Na verdade o fundo vive com as contribuições dos bancos, mas teve de pedir empréstimos ao erário público para poder financiar as resoluções do BES (2014) e do Banif (2015) e o Novobanco (2017-2021).
FdR injetou 3,4 mil milhões através do mecanismo
Fonte: Novobanco
Também por isso cada pedido de compensação feito pelo banco ao longo dos anos foi-se tornando cada vez mais difícil de gerir politicamente. Do lado Governo havia sobretudo um rosto neste processo: o então ministro das Finanças Mário Centeno.
O CCA chegou a abrir uma mini-crise no Governo em 2020: Mário Centeno autorizou um empréstimo de 850 milhões de euros para o Fundo de Resolução injetar no banco, quando António Costa tinha prometido no Parlamento, a Catarina Martins, líder do Bloco e parceira da geringonça, que só iria transferir mais dinheiro após serem conhecidos os resultados de uma auditoria solicitada à Deloitte. O problema foi superado com o então ministro, atual governador do Banco de Portugal, a assumir uma “falha de comunicação” perante o primeiro-ministro e o país.
No final desse ano, Parlamento haveria colocar o Governo sob alta pressão, depois de ter chumbado novas injeções sem a autorização dos deputados. A situação acabaria por ser ultrapassada, mas a desconfiança em relação ao banco manteve-se.
Sobretudo em relação aos vários negócios de vendas de carteiras de crédito malparado e de imóveis com elevados descontos e a investidores cuja origem não estava totalmente identificada. Muitas destas operações estiveram na origem dos prejuízos milionários do banco e das injeções de capital. E deram lugar a dezenas e dezenas de auditorias ao banco e à comissão de inquérito que, em 2021, pôs os deputados a investigar as perdas imputadas ao Fundo de Resolução e deixou o país incrédulo com algumas das revelações dos principais intervenientes, incluindo os grandes devedores.

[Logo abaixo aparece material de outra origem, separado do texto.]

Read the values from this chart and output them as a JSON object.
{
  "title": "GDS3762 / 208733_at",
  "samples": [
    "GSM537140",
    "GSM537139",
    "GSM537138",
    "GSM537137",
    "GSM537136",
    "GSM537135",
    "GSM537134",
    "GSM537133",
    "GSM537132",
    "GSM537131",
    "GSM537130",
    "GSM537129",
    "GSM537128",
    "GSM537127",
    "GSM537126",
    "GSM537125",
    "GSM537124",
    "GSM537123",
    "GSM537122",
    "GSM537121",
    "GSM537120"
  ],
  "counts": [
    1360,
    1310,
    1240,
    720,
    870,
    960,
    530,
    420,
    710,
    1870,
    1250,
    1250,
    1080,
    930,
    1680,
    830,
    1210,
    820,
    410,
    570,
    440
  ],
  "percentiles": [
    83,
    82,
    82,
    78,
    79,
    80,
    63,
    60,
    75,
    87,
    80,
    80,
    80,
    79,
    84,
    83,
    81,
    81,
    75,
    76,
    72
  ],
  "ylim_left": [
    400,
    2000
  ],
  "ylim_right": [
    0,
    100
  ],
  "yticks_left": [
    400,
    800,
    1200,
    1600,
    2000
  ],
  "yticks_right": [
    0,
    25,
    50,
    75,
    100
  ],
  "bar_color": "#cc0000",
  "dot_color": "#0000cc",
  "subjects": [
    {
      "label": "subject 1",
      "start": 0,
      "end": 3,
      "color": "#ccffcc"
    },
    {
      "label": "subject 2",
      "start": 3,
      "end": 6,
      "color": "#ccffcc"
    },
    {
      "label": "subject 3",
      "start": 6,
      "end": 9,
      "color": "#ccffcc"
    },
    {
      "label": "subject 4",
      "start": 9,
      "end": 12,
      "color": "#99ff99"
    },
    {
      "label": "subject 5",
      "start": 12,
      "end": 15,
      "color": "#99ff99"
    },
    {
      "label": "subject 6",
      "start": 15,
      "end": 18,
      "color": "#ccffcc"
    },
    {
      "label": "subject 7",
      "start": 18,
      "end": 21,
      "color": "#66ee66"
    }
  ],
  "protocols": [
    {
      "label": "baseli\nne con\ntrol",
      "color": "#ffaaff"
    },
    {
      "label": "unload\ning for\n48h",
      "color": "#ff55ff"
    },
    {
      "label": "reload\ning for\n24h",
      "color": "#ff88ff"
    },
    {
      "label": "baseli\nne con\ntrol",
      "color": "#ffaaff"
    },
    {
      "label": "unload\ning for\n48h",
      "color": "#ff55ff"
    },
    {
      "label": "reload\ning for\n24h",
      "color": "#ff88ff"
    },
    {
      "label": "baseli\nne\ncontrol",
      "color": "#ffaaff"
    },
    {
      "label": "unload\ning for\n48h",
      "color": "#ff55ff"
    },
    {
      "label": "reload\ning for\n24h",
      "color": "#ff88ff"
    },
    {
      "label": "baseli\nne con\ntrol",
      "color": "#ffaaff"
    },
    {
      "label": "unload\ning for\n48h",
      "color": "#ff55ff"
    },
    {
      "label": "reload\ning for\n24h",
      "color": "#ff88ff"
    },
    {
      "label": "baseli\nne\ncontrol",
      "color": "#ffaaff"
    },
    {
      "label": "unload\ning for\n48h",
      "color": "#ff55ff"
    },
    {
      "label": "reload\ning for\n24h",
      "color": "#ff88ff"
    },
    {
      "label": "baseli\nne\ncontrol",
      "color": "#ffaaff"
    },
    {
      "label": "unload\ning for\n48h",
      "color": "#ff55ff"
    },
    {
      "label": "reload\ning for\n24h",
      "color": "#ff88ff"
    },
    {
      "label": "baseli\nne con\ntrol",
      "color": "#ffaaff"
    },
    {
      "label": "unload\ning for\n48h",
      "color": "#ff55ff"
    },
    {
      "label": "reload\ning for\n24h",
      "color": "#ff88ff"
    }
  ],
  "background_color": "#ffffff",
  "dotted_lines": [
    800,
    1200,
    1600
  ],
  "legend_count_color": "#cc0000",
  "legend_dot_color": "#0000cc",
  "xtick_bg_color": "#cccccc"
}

O que acontecerá a seguir?
Com o fim antecipado do CCA – que está agora nas mãos do ministro das Finanças, Joaquim Miranda Sarmento, como avançou o ECO em primeira mão esta quinta-feira — fecha-se assim um capítulo doloroso e traumático não só para o Novobanco, mas também para o país.
Por um lado, é o corolário de um processo que, no final do dia, acabou por ser bem-sucedido. Apesar das dúvidas (e dos milhões gastos), evitou-se o colapso de um dos maiores bancos do sistema, que se encontra agora em posição para apoiar a economia (famílias e empresas) sem depender de ajuda externa.

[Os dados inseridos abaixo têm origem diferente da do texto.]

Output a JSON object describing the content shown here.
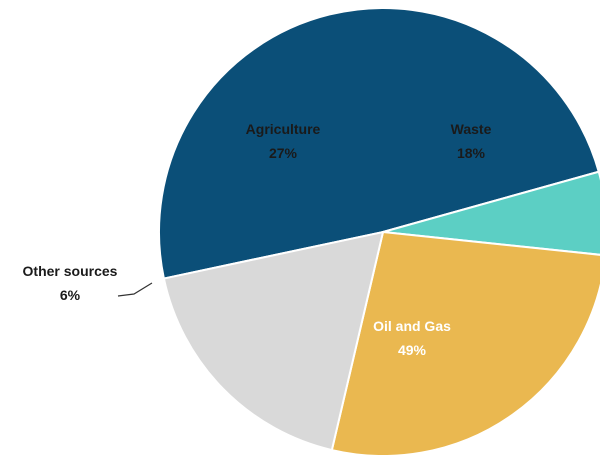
{
  "chart_data": {
    "type": "pie",
    "slices": [
      {
        "label": "Oil and Gas",
        "value": 49,
        "value_label": "49%",
        "color": "#0b4f78",
        "text_color": "#ffffff"
      },
      {
        "label": "Other sources",
        "value": 6,
        "value_label": "6%",
        "color": "#5ccfc4",
        "text_color": "#1a1a1a"
      },
      {
        "label": "Agriculture",
        "value": 27,
        "value_label": "27%",
        "color": "#eab850",
        "text_color": "#1a1a1a"
      },
      {
        "label": "Waste",
        "value": 18,
        "value_label": "18%",
        "color": "#d9d9d9",
        "text_color": "#1a1a1a"
      }
    ],
    "slice_border_color": "#ffffff",
    "leader_line_color": "#333333"
  }
}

Por outro, significa o fechar da torneira do Fundo de Resolução, que jorrou milhões e milhões para assegurar a estabilidade financeira. O fundo liderado por Máximo dos Santos não fará mais nenhuma injeção, mas ainda tem pendente o pagamento de uma compensação ao banco por conta das disputas que perdeu recentemente no tribunal arbitral e cuja fatura ascende a mais de 180 milhões de euros. Adicionalmente, uma outra disputa no valor de 200 milhões (relativo ao pagamento não efetuado em 2021, relacionado com o agravamento do IMI para imóveis detidos por sociedades localizadas em offshore) e que ainda tramita no tribunal arbitral cairá por terra com o fim do acordo.
Mas há um outro fator (e talvez o mais importante de todos) que levou as duas partes a terminarem o CCA: os dividendos que vão abrir caminho para a venda do Novobanco.

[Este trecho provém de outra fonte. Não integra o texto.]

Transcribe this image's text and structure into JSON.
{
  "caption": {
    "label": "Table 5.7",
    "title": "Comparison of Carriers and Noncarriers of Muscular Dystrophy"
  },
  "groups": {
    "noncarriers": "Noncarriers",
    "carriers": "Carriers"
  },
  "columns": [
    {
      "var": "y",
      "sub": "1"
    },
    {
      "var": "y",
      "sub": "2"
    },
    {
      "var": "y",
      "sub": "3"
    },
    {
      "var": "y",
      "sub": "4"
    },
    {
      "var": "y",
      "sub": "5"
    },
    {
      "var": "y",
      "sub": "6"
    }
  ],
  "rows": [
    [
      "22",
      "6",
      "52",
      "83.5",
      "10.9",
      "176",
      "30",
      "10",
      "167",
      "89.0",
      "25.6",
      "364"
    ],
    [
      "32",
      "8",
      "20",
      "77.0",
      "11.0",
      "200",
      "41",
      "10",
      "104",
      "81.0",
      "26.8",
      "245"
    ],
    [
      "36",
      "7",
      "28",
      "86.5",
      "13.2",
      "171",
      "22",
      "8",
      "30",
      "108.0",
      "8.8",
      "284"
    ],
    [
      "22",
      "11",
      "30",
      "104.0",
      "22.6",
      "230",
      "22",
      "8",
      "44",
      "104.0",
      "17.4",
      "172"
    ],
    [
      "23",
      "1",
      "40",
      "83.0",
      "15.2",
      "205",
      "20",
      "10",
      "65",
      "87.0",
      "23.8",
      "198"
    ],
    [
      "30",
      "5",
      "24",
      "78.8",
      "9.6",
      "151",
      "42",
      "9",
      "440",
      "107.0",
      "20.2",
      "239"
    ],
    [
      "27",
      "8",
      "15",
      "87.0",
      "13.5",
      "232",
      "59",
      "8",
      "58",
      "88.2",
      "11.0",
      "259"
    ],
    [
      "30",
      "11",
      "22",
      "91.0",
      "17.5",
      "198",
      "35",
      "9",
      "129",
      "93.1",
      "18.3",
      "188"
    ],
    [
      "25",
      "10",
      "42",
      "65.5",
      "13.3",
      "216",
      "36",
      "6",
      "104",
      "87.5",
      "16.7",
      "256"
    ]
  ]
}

A caminho do quarto ano positivo
Fonte: Banco; Resultados de 2024 relativos ao primeiro semestre
Desde 2021 o banco acumula resultados positivos de quase dois mil milhões de euros, mas sem poder distribuí-los pelos acionistas por conta do CCA – os outros 25% estão na posse do Fundo de Resolução (13,04%) e Direção-Geral do Tesouro e Finanças (11,96%). Está por isso numa posição de capital robusta ao ponto de poder pagar dividendos no dia a seguir ao fim do acordo sem colocar em perigo os rácios.
Quando isso acontecer, o banco estará finalmente pronto para dar o passo seguinte: a venda. O CEO Mark Bourke está a trabalhar com vista a uma operação em bolsa (IPO), que poderá acontecer já no próximo ano. Mas não é certo que isso acontecerá se o apetite de outro banco for maior.